Newgarden begins another quest to win elusive Indianapolis 500
INDIANAPOLIS (AP) — Josef Newgarden walks into an interview at Indianapolis Motor Speedway waiting for the question. Again.
The two-time IndyCar champion realizes his annual May tradition is about to begin and he knows it’s going to remain this way until he finally joins the Indianapolis 500 winner’s club.
Until then, the most successful driver among the series’ 30-something generation will cope with it in his own laid-back manner.
“You tune it out,” Newgarden said Tuesday, just feet away from the rain-drenched yard of bricks he yearns to kiss. “It’s about the process. I’m more interested in doing the things I like being here for; everything else is more just noise.”
Make no mistake — Newgarden desperately wants to be called a 500 champion. And at age 32, it’s the only significant line missing from what appears to be a Hall of Fame resume.
His 26 career wins are tied for 15th all-time and rank fourth among active competitors. Twenty-six drivers in series history own multiple series crowns and only 12 own more titles than Newgarden, who has been the runner-up each of the past three seasons.
The most recent win, last month at Texas, extended Newgarden’s streak of consecutive seasons with at least one win to nine, and he’s reached victory lane at 10 of this season’s 14 venues including Indy’s 14-turn, 2.439-mile road course.
Only Detroit, which will use a new street course this year; Portland, Laguna Seca and his hometown of Nashville, where he’s posted four top-six finishes in nine career starts; and Indy’s oval are missing.
And despite being 0 for 11 on the world’s most famous oval, Newgarden has been in the annual mix.
He was among the top qualifiers in six of his first eight Indy starts, posted six top-10 finishes here with three different teams from 2014-20 and is one of two drivers to have completed every lap of the last five 500s. The other is six-time series champ and 2008 Indy winner Scott Dixon and both have completed every lap in seven of the last eight 500s.
“That’s good, you’ve got to do that,” Newgarden said. “That’s part of giving yourself an opportunity, you’ve got to be on the track, you’ve got to be up front when it matters.”
But Newgarden is hardly alone when it comes to being shut out at Indy.
Michael Andretti led more 500 laps than any other non-winner and his father, 1978 world champion Mario, and son, Marco, have started 57 races without celebrating a win since Mario’s lone win in 1969. Marco Andretti hopes to end that streak May 28.
In 2013, fan-favorite Tony Kanaan ended his 0-for-11 streak with a popular post-race milk bath. Helio Castroneves, Newgarden’s former teammate, won three times in his first nine Indy starts then needed 11 more to become the fourth four-time winner in 2021. Newgarden was there, too, when his teammate Will Power finally ended a 10-year Indy drought in 2018.
“I’ve always said it’s a team sport and that’s something people don’t realize,” Castroneves said. “You need a lot of things to go right. You need to be in the right place, you need a little bit of luck and in the end, the track needs to pick you.”
The good news is Newgarden is with the right team.

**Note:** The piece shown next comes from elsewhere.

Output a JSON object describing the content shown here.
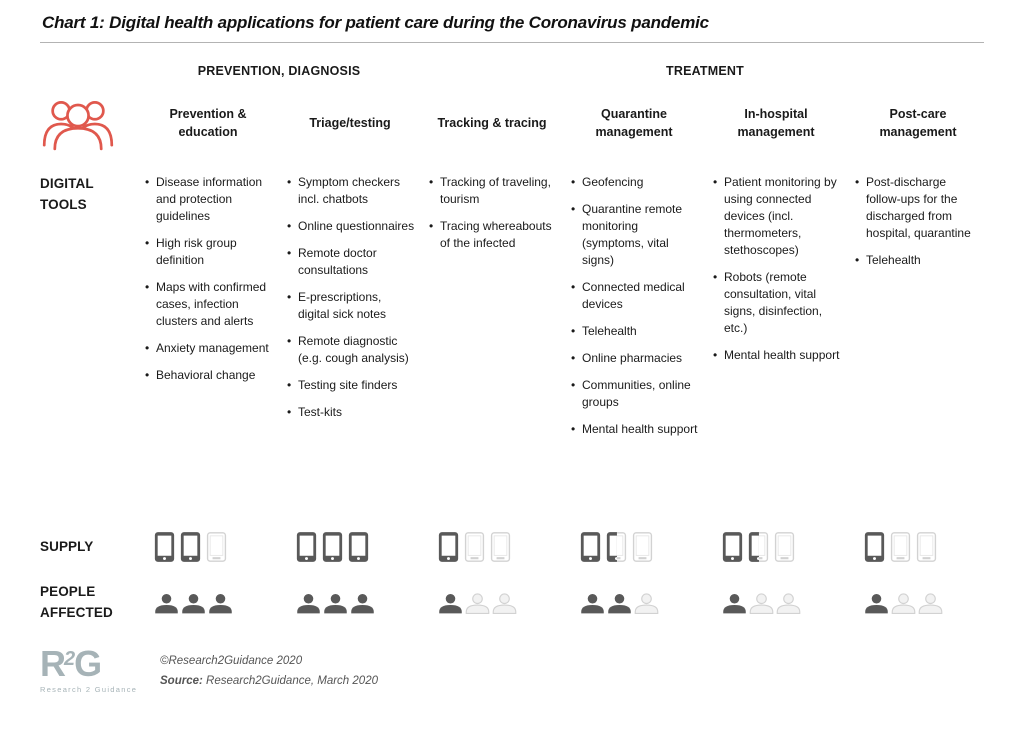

Since Roger Penske returned to the IndyCar Series in 2001, only two full-time drivers have failed to win a 500 — Newgarden and Ryan Briscoe, who hasn’t competed in the series since 2015.
Still, the waiting is the hardest part especially for someone as successful as Newgarden.
“I know how I would feel if I was him,” said 2019 Indy winner Simon Pagenaud, also a former teammate. “I would definitely be anxious about getting it done before my career ends. It’s the biggest race you want on your hunting board so it’s the one you want the most. If you can’t get it, it’s very frustrating.”
But Newgarden hasn’t shown it.
He’s finished in the top five in points seven straight seasons and heads into this weekend’s two qualifying days sixth in points after winding up seventh in Saturday’s Indianapolis Grand Prix.
Newgarden had the fastest car on the oval during last month’s testing, has been unflappably consistent since joining Team Penske and shows no indication of being distracted this month. He just wants to put a stop to the seemingly endless questions the best way he knows how — winning.
“I couldn’t imagine what it’s like winning the Indianapolis 500,” he said as rain washed out the first scheduled day of Indy practice. “For me, it’s as simple as what’s going to be, is going to be. I just work on what I can control and if it works out that would be beautiful.”